Stellar Pharmaceuticals Shows Strong Third Quarter
Revenue Growth to $3.2 Million
Milton, Ontario, Canada, November 13, 2012 – Stellar Pharmaceuticals Inc. (OTCQB:SLXCF; OTCBB:SLXCF) ("Stellar" or "the Company"), a specialty pharmaceutical company with a primary focus on the acquisition, licensing, development and promotion of healthcare products in Canada, today announced financial results for its fiscal 2012 third quarter and nine months ended September 30, 2012. In this press release, all dollar amounts are expressed in Canadian currency - unless otherwise noted - and results are reported in accordance with United States generally accepted accounting principles (U.S. GAAP).
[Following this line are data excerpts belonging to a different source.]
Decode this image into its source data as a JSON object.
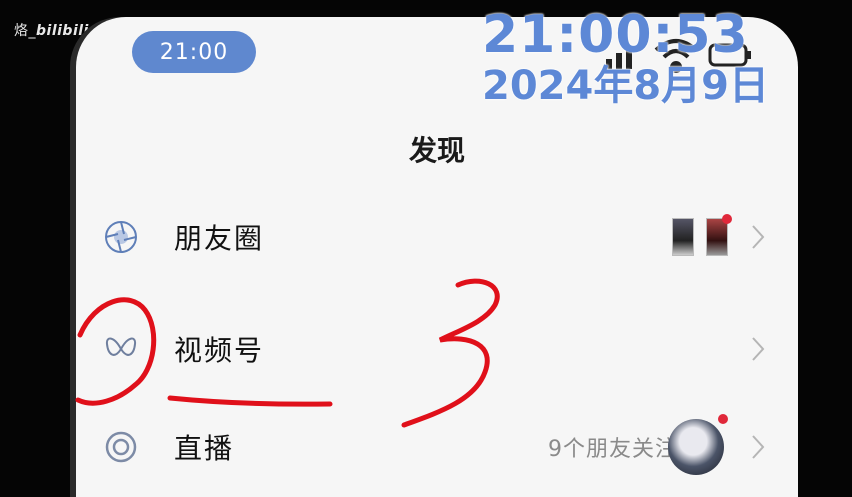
{
  "watermark": {
    "prefix": "烙_",
    "brand": "bilibili"
  },
  "status_bar": {
    "time": "21:00"
  },
  "overlay": {
    "clock": "21:00:53",
    "date": "2024年8月9日"
  },
  "page": {
    "title": "发现"
  },
  "menu": {
    "items": [
      {
        "label": "朋友圈",
        "icon": "moments-aperture-icon"
      },
      {
        "label": "视频号",
        "icon": "channels-butterfly-icon"
      },
      {
        "label": "直播",
        "icon": "live-ring-icon",
        "right_text": "9个朋友关注"
      }
    ]
  },
  "annotation": {
    "number": "3"
  },
  "colors": {
    "accent": "#5f88cf",
    "badge": "#e0283a",
    "scribble": "#e0101a"
  }
}
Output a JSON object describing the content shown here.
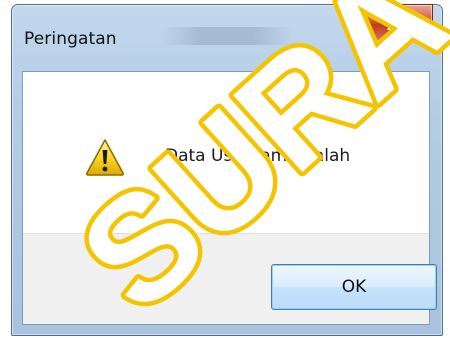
{
  "dialog": {
    "title": "Peringatan",
    "close_label": "X",
    "message": "Data Username Salah",
    "icon": "warning-icon",
    "ok_label": "OK"
  },
  "watermark": {
    "text": "SURA",
    "color": "#f5c400"
  },
  "colors": {
    "title_bar": "#b4cde6",
    "close_button": "#c23a1d",
    "ok_button_border": "#3c7fb1"
  }
}
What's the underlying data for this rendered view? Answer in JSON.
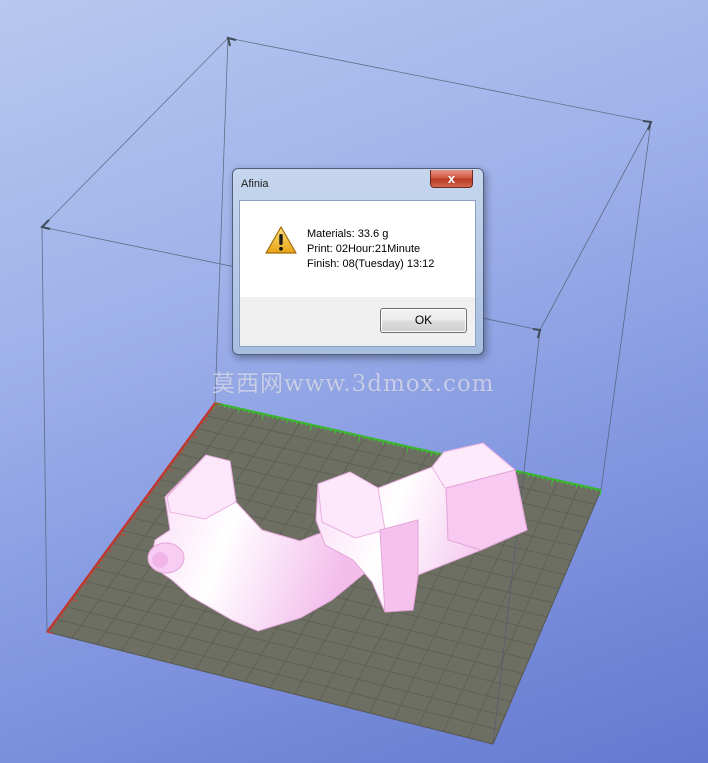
{
  "dialog": {
    "title": "Afinia",
    "close_glyph": "x",
    "icon": "warning-icon",
    "lines": [
      "Materials: 33.6 g",
      "Print: 02Hour:21Minute",
      "Finish: 08(Tuesday) 13:12"
    ],
    "ok_label": "OK"
  },
  "watermark": "莫西网www.3dmox.com",
  "colors": {
    "background_top": "#b7c8ef",
    "background_bottom": "#6478cf",
    "platform": "#6d6f62",
    "grid_line": "#5d5f55",
    "x_axis": "#39b52f",
    "y_axis": "#c2332b",
    "model": "#f5c2ee",
    "model_highlight": "#ffffff",
    "close_button": "#c7462f"
  }
}
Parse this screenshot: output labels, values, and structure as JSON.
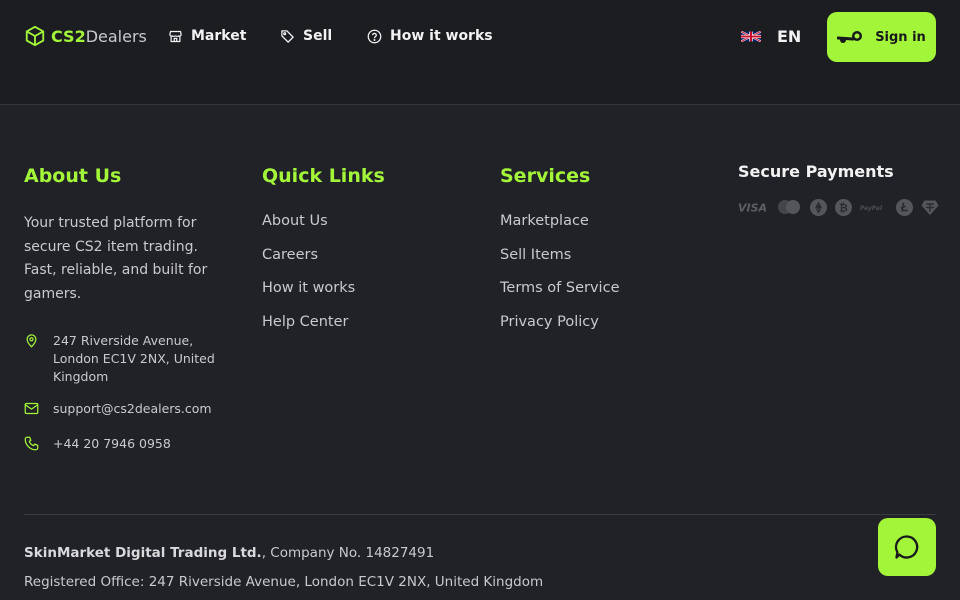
{
  "header": {
    "logo": {
      "part1": "CS2",
      "part2": "Dealers"
    },
    "nav": [
      {
        "label": "Market",
        "icon": "store-icon"
      },
      {
        "label": "Sell",
        "icon": "tag-icon"
      },
      {
        "label": "How it works",
        "icon": "help-circle-icon"
      }
    ],
    "language": "EN",
    "signin_label": "Sign in"
  },
  "footer": {
    "about": {
      "title": "About Us",
      "text": "Your trusted platform for secure CS2 item trading. Fast, reliable, and built for gamers.",
      "address": "247 Riverside Avenue, London EC1V 2NX, United Kingdom",
      "email": "support@cs2dealers.com",
      "phone": "+44 20 7946 0958"
    },
    "quick_links": {
      "title": "Quick Links",
      "items": [
        "About Us",
        "Careers",
        "How it works",
        "Help Center"
      ]
    },
    "services": {
      "title": "Services",
      "items": [
        "Marketplace",
        "Sell Items",
        "Terms of Service",
        "Privacy Policy"
      ]
    },
    "secure_payments": {
      "title": "Secure Payments",
      "methods": [
        "visa",
        "mastercard",
        "ethereum",
        "bitcoin",
        "paypal",
        "litecoin",
        "tether"
      ],
      "visa_label": "VISA",
      "paypal_label": "PayPal"
    },
    "legal": {
      "company": "SkinMarket Digital Trading Ltd.",
      "company_no": ", Company No. 14827491",
      "office": "Registered Office: 247 Riverside Avenue, London EC1V 2NX, United Kingdom"
    }
  },
  "colors": {
    "accent": "#a3f53a",
    "background": "#212227",
    "header": "#1c1d21"
  }
}
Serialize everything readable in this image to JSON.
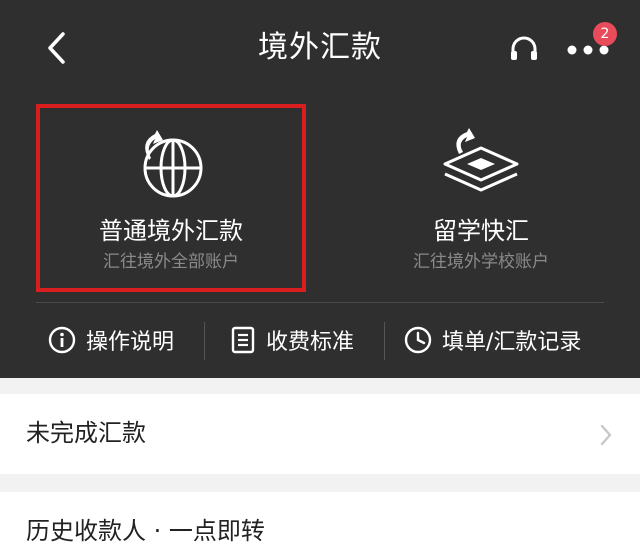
{
  "header": {
    "title": "境外汇款",
    "badge_count": "2",
    "back_icon": "chevron-left-icon",
    "service_icon": "headset-icon",
    "more_icon": "more-dots-icon"
  },
  "tiles": [
    {
      "title": "普通境外汇款",
      "subtitle": "汇往境外全部账户",
      "icon": "globe-arrow-icon"
    },
    {
      "title": "留学快汇",
      "subtitle": "汇往境外学校账户",
      "icon": "graduation-cap-icon"
    }
  ],
  "actions": [
    {
      "label": "操作说明",
      "icon": "info-icon"
    },
    {
      "label": "收费标准",
      "icon": "document-icon"
    },
    {
      "label": "填单/汇款记录",
      "icon": "clock-icon"
    }
  ],
  "list": [
    {
      "label": "未完成汇款"
    },
    {
      "label": "历史收款人 · 一点即转"
    }
  ],
  "colors": {
    "header_bg": "#2f2f2f",
    "highlight_border": "#d81e1e",
    "badge": "#e84c5a",
    "subtitle": "#8a8a8a"
  }
}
Third Quarter 2012 Highlights:
Revenues increased 366% in Q3 and 276% in the nine months ended September 30, 2012
Gross profit up 179% in Q3 and 119% in the first nine months of 2012
Entered into exclusive agreement with Pfizer Canada Inc. (NYSE:PFE) to market Gelfoam®, a medical device used in surgical procedures as a haemostatic agent, targeting the $30 million Canadian market for this indication
Conducted prelaunch of CAMBIA®, a treatment for migraine headaches, which launched on October 1 to serve the $150 million Canadian migraine market

For the three month period ended September 30, 2012, Stellar reported total revenues $3,213,500, an increase of 366% compared to the same period in 2011. This increase was driven by licensed domestic product net sales of $2,267,500 (compared to nil in the previous year) as a result of the acquisition of Tribute Pharmaceuticals. Additional growth came from international sales which grew by 70% to $369,800 in the third quarter compared to the same period in 2011. There was also an increase in other domestic product sales for the three month period ending September 30, 2012 of 24% to $576,200 compared to the same period in 2011 due in part to sales of newly acquired Collatamp G®, a medical device used in the prevention of postoperative infections, which targets a $20 million Canadian market.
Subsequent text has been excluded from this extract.